Proceedings Article | 21 September 2004
Proc. SPIE. 5426, Automatic Target Recognition XIV
KEYWORDS: Target detection, Sensors, Forward looking infrared, Detection and tracking algorithms, Electro optical modeling, Chemical elements, Thermal modeling, Roads, Data modeling, Automatic target recognition
A series of experiments have been performed to verify the utility of algorithmic tools for the modeling and analysis of cold-target signatures in synthetic, top-attack, FLIR video sequences. The tools include: MuSES/CREATION for the creation of synthetic imagery with targets, an ARL target detection algorithm to detect imbedded synthetic targets in scenes, and an ARL scoring algorithm, using Receiver-Operating-Characteristic (ROC) curve analysis, to evaluate detector performance. Cold-target detection variability was examined as a function of target emissivity, surrounding clutter type, and target placement in non-obscuring clutter locations. Detector metrics were also individually scored so as to characterize the effect of signature/clutter variations.

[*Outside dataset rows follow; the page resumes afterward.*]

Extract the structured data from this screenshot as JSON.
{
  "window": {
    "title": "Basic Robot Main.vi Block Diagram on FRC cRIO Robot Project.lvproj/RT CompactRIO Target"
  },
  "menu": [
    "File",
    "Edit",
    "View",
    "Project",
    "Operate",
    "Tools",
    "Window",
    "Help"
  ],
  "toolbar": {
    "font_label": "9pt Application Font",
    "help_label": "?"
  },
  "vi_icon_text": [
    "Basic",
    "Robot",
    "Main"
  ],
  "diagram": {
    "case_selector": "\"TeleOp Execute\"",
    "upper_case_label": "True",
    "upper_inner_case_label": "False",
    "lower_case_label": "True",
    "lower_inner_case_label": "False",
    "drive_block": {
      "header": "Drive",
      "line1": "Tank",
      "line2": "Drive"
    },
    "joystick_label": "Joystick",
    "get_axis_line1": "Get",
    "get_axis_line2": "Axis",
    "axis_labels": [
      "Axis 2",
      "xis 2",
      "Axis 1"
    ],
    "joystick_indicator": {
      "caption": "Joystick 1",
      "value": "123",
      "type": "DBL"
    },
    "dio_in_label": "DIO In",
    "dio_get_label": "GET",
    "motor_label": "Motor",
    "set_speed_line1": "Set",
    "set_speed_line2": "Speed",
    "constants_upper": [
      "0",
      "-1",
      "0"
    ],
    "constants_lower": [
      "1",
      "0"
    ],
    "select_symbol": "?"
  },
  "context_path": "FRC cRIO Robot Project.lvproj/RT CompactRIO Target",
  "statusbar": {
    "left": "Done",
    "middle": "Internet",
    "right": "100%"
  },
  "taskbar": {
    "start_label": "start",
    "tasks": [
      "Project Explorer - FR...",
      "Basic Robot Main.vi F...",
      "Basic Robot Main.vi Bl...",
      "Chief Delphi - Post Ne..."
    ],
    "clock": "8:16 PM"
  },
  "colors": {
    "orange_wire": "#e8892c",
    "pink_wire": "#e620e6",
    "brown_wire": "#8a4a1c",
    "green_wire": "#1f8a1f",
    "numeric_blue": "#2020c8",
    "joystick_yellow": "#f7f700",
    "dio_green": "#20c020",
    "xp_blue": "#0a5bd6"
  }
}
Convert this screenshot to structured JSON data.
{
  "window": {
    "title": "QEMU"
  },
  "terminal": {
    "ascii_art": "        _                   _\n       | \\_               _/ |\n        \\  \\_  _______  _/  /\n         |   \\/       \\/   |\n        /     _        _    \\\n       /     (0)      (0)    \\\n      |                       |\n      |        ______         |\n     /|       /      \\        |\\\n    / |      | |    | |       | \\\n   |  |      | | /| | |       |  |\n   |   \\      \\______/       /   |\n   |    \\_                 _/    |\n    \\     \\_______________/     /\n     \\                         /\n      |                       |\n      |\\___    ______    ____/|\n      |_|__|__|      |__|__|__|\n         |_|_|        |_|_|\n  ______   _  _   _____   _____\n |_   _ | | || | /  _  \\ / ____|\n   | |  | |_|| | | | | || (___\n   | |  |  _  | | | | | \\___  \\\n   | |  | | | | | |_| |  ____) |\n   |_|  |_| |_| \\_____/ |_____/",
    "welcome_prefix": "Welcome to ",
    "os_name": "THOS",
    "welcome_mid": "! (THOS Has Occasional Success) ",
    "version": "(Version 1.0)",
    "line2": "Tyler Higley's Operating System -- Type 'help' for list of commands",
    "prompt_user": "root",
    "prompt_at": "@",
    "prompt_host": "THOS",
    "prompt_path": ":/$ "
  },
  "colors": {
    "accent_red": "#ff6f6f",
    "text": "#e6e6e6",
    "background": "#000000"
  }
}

Results show that using these tools, a detailed, physically meaningful, target detection analysis is possible and that scenario specific target detectors may be developed by selective choice and/or weighting of detector metrics. However, developing these tools into a reliable predictive capability will require the extension of these results to the modeling and analysis of a large number of data sets configured for a wide range of target and clutter conditions.
Finally, these tools should also be useful for the comparison of competitive detection algorithms by providing well defined, and controllable target detection scenarios, as well as for the training and testing of expert human observers.